Los escenarios del film muestran un mundo sórdido y post-apocalíptico

Stalker (Aleksandr Kaydanovskiy), el protagonista de la historia, es un hombre que vive pobremente con su esposa y su hija en un mundo post-apocalíptico del que solo entendemos su miseria. Tan pronto empieza el film este decide marcharse de casa en lo que parece ser una vez más de muchas, y pronto descubrimos que su ida se debe a la ejecución de un trabajo ilegal: nuestro protagonista es un guía que se encarga de llevar hacia The Zone, un espacio prohibido y celosamente protegido por el gobierno, a quien sea que le pague lo que pide. Writer (Anatoliy Solonitsyn) y Professor (Nikolay Grinko) serán sus acompañantes esta vez, ¿la razón por la que tantos son capaces de pagar fuertes sumas de dinero para emprender un viaje ilegal hacia un lugar prohibido y peligroso en el que posiblemente acabarán sus vidas?
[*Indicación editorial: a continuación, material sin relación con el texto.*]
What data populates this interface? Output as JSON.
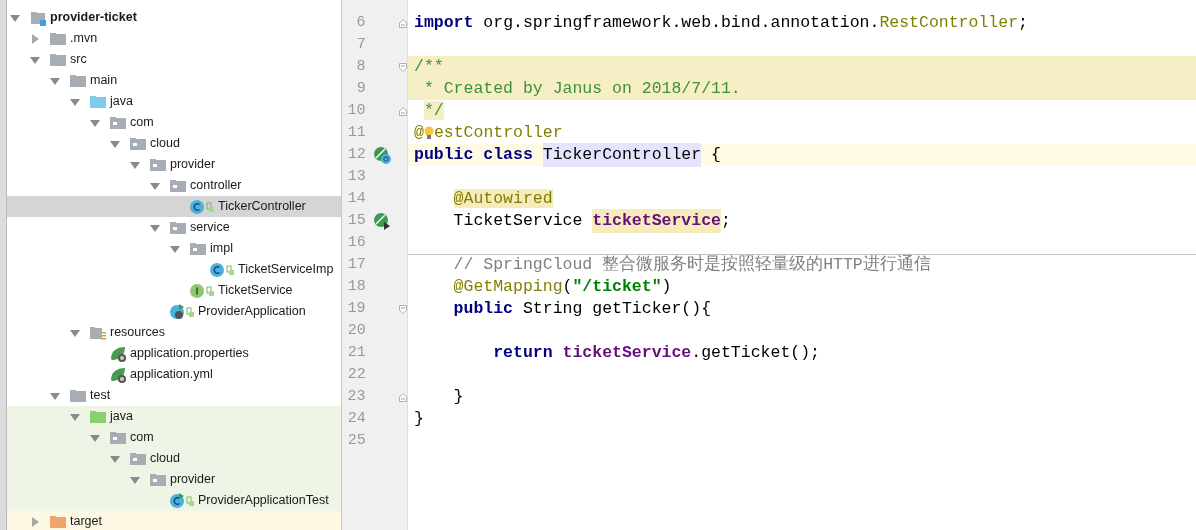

Según rumores confirmados por muchos, incluyendo a Stalker, en los adentros más inaccesibles de The Zone existe un bunker, y en este bunker existe un cuarto que cumplirá cualquier deseo que uno pida.

De izquierda a derecha: Writer (Anatoliy Solonitsyn); Stalker (Aleksandr Kaydanovskiy); Professor (Nikolay Grinko)

Stalker es un film que indaga en la mente del ser humano, específicamente en la fracción en la que se encuentran los deseos más inconscientes de este, donde se encuentran los móviles que lo llevarán a ser feliz pero que este, en realidad, desconoce. Con un diálogo dominantemente filosófico y una excelente propuesta visual que atrapa de manera acogedora al espectador y lo lleva hacia escenarios y paisajes asombrosos, Tarkovsky consigue una aventura original en la que lo metafísico y lo abstracto parecen ser una parte natural de la realidad.